A United Nations health agency stood by its warning that the number of people infected may almost quadruple to more than 60,000, while a U.S. aid agency authorized new emergency assistance for Zimbabwe.
Mugabe made his comment in a nationally televised address, saying cholera “no longer exists” in the country and crediting the World Health Organization and the Southern African Development Community for their help in fighting the disease.

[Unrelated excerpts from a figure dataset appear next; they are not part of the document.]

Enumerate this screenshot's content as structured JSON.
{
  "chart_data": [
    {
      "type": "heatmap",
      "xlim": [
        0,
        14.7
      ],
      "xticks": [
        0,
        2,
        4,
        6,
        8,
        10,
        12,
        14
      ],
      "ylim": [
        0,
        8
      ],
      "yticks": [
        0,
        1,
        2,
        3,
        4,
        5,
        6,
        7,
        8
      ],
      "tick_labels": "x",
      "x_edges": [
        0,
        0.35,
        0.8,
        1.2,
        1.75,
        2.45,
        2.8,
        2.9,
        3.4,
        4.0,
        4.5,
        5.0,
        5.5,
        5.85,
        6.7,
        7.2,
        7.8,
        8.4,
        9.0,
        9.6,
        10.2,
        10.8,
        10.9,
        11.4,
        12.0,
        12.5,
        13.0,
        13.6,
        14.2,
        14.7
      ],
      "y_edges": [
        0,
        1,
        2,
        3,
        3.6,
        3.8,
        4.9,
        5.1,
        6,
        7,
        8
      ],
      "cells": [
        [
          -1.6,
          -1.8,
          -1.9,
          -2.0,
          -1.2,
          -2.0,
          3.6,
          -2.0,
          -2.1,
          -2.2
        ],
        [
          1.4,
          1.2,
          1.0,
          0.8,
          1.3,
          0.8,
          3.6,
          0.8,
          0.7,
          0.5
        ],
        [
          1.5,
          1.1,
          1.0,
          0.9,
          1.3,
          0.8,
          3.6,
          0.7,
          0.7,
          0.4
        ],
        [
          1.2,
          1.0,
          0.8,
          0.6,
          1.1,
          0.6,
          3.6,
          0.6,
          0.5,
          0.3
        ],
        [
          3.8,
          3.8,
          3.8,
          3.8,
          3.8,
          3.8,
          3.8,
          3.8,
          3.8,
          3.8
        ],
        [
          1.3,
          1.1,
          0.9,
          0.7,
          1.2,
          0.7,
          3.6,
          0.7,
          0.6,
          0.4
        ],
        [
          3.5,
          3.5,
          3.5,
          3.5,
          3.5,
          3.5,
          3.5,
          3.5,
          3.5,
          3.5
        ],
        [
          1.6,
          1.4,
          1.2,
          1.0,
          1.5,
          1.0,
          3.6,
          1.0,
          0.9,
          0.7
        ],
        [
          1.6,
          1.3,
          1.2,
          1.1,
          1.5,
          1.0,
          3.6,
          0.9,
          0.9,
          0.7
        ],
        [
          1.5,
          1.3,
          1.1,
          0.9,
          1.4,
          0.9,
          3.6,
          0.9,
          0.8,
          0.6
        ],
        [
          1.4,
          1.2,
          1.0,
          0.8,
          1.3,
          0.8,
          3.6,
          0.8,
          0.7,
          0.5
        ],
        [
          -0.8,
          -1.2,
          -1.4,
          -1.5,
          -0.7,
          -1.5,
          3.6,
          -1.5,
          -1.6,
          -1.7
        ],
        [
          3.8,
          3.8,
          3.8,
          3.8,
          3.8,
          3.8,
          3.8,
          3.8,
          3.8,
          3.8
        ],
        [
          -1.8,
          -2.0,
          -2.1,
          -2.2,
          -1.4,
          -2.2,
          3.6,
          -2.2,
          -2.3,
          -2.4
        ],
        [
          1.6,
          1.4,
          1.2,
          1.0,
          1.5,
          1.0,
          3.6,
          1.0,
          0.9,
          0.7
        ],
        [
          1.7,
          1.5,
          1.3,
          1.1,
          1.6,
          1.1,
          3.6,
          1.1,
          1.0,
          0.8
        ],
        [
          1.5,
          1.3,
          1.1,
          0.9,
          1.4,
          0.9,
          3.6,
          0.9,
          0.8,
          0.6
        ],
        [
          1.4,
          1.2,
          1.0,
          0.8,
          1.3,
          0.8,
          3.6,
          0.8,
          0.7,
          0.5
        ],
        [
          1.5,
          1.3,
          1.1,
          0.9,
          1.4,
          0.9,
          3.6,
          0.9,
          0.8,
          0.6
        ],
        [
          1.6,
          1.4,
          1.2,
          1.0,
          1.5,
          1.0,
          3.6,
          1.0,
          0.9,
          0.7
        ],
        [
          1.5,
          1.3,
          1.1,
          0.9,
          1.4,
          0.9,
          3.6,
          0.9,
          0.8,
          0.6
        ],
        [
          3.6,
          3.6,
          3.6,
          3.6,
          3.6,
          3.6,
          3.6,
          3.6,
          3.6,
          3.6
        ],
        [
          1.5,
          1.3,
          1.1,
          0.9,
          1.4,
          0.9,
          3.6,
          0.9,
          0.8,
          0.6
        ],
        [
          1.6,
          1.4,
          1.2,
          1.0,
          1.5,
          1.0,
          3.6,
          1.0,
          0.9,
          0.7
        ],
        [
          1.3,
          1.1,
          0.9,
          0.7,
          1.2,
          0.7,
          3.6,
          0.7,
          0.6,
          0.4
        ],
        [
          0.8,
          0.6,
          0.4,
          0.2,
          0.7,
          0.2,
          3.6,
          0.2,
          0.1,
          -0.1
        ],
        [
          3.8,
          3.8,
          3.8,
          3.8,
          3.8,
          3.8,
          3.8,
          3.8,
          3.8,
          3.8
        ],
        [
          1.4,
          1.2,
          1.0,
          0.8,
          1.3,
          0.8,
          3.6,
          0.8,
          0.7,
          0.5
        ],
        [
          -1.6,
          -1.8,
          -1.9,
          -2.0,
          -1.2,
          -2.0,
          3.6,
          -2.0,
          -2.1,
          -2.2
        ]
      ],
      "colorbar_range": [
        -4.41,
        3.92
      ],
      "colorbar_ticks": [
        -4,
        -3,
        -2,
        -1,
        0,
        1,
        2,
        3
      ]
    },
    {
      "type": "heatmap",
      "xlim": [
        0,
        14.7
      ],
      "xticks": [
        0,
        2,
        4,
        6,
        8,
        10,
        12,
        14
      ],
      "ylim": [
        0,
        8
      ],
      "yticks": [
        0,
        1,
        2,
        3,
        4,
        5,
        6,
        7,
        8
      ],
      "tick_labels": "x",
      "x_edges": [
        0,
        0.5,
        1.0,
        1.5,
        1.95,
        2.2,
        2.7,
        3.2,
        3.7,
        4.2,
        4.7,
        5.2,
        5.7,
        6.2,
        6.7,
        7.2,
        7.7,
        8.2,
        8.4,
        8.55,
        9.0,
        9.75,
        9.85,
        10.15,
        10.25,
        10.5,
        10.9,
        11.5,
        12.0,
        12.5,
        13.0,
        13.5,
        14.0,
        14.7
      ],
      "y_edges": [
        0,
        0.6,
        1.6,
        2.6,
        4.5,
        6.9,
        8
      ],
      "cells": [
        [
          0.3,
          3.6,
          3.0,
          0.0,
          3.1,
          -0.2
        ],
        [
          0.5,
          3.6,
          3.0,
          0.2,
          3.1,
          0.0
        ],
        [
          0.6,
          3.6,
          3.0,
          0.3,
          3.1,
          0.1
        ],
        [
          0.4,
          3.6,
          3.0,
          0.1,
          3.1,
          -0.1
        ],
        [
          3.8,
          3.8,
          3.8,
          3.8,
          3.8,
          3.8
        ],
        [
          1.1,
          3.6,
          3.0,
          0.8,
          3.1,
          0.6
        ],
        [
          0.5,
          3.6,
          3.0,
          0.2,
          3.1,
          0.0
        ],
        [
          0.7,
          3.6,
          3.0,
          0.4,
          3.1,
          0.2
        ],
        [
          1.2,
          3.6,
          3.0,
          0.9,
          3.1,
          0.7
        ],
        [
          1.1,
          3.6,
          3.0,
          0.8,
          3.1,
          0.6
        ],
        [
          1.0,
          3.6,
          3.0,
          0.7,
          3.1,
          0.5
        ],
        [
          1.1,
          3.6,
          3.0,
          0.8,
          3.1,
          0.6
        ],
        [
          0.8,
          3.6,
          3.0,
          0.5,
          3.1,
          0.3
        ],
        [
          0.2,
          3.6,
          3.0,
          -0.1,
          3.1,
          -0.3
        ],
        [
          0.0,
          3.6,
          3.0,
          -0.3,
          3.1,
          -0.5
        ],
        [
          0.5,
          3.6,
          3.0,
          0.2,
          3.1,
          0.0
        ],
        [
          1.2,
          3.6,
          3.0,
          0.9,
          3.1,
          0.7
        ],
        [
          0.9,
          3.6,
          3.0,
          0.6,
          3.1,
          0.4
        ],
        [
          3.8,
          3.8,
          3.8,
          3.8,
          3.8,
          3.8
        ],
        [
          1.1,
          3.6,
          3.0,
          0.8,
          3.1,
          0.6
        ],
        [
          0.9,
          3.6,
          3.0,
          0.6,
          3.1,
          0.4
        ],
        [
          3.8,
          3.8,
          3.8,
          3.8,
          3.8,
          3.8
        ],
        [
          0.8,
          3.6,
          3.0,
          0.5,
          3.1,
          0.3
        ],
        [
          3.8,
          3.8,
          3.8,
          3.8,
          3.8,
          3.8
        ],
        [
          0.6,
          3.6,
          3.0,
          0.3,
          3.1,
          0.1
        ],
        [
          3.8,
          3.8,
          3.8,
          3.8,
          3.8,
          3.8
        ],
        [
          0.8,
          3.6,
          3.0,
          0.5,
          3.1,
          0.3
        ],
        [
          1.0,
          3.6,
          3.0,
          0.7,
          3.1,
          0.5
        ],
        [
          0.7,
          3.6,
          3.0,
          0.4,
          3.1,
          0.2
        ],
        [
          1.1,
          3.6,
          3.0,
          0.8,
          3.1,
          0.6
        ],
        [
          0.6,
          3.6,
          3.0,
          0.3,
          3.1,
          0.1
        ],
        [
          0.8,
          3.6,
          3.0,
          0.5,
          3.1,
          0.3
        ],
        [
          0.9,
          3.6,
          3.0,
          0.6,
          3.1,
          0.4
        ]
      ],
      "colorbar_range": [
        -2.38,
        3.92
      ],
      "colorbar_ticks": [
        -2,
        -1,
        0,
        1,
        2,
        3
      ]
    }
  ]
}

He also dismissed calls by global leaders for him to resign.
Mugabe’s announcement is “clearly madness,” Nelson Chamisa, a spokesman for the opposition Movement for Democratic Change, said in an interview from the capital, Harare. “At least 800 people have died, perhaps more because we do not really know the effect of the disease in outlying rural areas.”
Cholera, mainly spread through contaminated water and food and poor sanitation, causes severe diarrhea and vomiting that can be fatal. The first cases in the Zimbabwean outbreak were reported in August. A collapse of the country’s economy has led to shortages of chemicals for water-treatment plants.
U.S. Ambassador to Zimbabwe James McGee criticized Mugabe and his government.
“The so-called leaders of this country need to stop feeding their insatiable greed and take care of the poor and deserving Zimbabweans languishing because of corruption,” McGee said in an e-mailed statement today.